Charles: Oh, I think it’s pretty unique. Very few people have had a near-death experience, and say, well, there was a little element of this and a little element of that.
David: I’ve heard of some situations where people had hellish NDEs.
Charles: Yes, there are a few like that. The fact that there are only a few is disappointing to right-wing Christians, who think the majority of people should get a taste of Hell, because that’s what they deserve. But it’s very rarely reported. The rarity of reports might be because they actually are very rare. Or it might mean that a lot of cases, if you look at them more closely, are partially forgotten or not reported quite accurately. A NDE could also be very scary to some people who are really afraid of OBEs or altered states of consciousness. Or it might be that they are much more common than we think, but people just don’t report them. Can you imagine someone saying, “I almost died and God told me that I was going to Hell.” That’s not a very good way to enter a social relationship. (Laughter)
David: (Laughter) No, I guess not. Charles, what do you personally think happens to consciousness after death?
Charles: After doing more than fifty years of professional work with consciousness now, one of the things that’s really been interesting to me is that its become more and more clear that there’s an aspect of consciousness that appears to transcend physical or material reality.
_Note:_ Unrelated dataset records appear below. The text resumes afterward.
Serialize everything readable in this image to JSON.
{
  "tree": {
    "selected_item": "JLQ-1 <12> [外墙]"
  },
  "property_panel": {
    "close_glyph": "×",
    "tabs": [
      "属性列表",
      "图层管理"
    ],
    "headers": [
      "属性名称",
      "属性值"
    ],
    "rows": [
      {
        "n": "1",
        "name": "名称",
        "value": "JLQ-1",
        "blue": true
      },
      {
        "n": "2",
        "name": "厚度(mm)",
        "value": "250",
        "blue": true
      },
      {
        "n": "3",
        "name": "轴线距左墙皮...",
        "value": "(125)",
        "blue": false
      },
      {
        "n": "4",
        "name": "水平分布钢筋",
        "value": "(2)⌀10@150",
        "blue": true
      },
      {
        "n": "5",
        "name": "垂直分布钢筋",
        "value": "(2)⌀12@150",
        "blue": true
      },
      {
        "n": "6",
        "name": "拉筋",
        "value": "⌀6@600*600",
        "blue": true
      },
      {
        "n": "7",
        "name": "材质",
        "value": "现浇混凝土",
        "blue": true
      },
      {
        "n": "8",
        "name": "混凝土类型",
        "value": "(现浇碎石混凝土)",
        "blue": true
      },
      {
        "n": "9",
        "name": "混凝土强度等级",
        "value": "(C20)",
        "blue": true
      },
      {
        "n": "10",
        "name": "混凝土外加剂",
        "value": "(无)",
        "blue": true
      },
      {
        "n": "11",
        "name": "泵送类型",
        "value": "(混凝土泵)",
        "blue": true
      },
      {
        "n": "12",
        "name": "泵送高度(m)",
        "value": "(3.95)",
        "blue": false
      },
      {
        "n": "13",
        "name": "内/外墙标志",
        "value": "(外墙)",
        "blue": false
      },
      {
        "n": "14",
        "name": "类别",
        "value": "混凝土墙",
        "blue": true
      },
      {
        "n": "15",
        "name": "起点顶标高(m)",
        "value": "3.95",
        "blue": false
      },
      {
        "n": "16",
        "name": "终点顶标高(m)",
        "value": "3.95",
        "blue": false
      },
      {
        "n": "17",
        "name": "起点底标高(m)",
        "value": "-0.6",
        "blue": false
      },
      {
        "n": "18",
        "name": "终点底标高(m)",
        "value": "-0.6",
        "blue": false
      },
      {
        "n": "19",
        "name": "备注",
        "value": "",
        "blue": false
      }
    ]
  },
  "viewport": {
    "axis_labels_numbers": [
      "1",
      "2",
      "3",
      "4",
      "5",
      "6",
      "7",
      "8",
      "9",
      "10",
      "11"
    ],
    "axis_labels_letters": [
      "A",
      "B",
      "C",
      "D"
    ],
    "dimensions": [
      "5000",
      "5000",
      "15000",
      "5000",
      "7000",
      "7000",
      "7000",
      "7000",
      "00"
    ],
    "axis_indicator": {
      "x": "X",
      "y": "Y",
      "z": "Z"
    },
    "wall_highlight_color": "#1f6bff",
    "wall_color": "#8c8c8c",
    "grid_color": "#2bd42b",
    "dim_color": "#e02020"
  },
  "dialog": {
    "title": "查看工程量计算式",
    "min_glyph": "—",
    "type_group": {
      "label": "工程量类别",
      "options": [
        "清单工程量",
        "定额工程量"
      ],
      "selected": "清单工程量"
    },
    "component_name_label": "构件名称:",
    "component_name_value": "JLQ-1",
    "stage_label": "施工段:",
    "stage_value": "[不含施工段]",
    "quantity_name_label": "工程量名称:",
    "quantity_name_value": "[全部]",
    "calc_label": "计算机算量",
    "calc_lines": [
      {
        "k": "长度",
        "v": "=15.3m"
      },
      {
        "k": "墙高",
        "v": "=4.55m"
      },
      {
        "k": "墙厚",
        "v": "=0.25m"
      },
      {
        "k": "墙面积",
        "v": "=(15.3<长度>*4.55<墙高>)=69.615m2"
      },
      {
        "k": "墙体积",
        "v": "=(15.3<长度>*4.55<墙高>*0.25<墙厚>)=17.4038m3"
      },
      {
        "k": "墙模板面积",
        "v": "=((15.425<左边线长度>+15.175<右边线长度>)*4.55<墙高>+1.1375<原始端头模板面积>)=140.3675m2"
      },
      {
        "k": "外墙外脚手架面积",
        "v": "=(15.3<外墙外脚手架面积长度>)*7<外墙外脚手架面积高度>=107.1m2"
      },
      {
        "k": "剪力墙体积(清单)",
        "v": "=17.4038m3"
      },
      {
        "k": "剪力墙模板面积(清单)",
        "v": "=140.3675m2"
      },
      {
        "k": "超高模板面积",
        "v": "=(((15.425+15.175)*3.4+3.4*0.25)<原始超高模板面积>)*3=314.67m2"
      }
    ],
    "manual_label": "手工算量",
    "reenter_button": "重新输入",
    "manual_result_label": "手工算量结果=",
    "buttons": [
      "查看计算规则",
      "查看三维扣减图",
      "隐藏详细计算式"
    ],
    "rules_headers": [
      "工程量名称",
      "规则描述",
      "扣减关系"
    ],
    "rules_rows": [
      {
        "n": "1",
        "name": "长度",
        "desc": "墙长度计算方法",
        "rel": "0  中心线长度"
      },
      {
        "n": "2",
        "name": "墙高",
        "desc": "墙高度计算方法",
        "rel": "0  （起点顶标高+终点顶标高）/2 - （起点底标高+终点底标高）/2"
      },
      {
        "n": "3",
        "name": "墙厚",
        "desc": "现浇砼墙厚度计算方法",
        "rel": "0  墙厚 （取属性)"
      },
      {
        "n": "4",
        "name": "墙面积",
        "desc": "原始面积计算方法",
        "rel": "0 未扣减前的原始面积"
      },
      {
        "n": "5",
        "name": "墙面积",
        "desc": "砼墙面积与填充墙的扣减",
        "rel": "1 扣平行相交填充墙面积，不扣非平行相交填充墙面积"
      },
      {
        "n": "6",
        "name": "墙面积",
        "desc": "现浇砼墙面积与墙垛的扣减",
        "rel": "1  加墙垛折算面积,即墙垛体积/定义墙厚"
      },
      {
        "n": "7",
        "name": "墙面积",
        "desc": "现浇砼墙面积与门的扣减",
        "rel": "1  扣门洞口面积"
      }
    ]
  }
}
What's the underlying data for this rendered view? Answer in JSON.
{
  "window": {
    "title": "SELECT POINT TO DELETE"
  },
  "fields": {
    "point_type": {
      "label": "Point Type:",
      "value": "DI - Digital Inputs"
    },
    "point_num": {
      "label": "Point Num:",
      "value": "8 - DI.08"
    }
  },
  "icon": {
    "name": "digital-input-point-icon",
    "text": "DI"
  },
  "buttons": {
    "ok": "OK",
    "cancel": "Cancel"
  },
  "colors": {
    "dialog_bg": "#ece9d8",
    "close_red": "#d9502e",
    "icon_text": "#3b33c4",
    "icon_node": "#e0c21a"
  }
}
At the same time, it’s also clear to me that a lot of our ordinary consciousness is very dependent on being shaped by the nature of our bodies, or at least by our brains. Clearly, that shaping is completely gone from one’s reality after death.
I was once asked what I thought about the evidence for survival after death, and I summed it up by saying this. When I die, I expect that I’ll probably be unconsciousness for a bit–but I expect to recover from it. On the other hand, I’m not quite sure that the “I” that will recover from death will be the same “I” who dies. I think that there’s going to be some major changes in whatever survives, and this is a gross generalization.
There is a very large body of literature about the possibility that consciousness survives death, and I’ve been running a discussion group with many of the world’s experts about this for years. The commonality of the NDE helped to decrease my bias against what I thought was an impossibility. However, I think that although consciousness probably survives death, it probably doesn’t survive in quite the same form as we’re used to. However, if people merely believe in an afterlife it may influence their interpretation of the evidence.
David: I think that it’s just so fascinating that, depending on how one looks at the situation, there’s an abundance of evidence both for and against the survival of consciousness after death. Like psychic phenomena, I think that a big part of what people usually believe about what happens to consciousness after death is based more upon their spiritual or philosophical assumptions than on an examination of the scientific evidence.
Charles: I should also add here too that I’m one of the few people who tried to say, let’s rationally look at the phenomena that might suggest survival, and try and make sense of it– with a little proviso that ordinary rationality is not the only way to understand something. That was very hard to do, and very few people, I think, are anywhere near objectively looking at the evidence at all. Most people form a belief, stubbornly try to protect it, and don’t want to look at anything that might challenge that belief.
Earlier in this conversation I said that I’d like to see a fair, evidence-based comparison between the NDE and other states of consciousness, but I discovered that people, even doctors, aren’t usually interested in asking questions that challenge their beliefs. But this is not science. To me, everything is open to examination. Everything. Now, this doesn’t mean we can really see everything, but we have to look at everything–even those areas where we have a lot of emotional investment.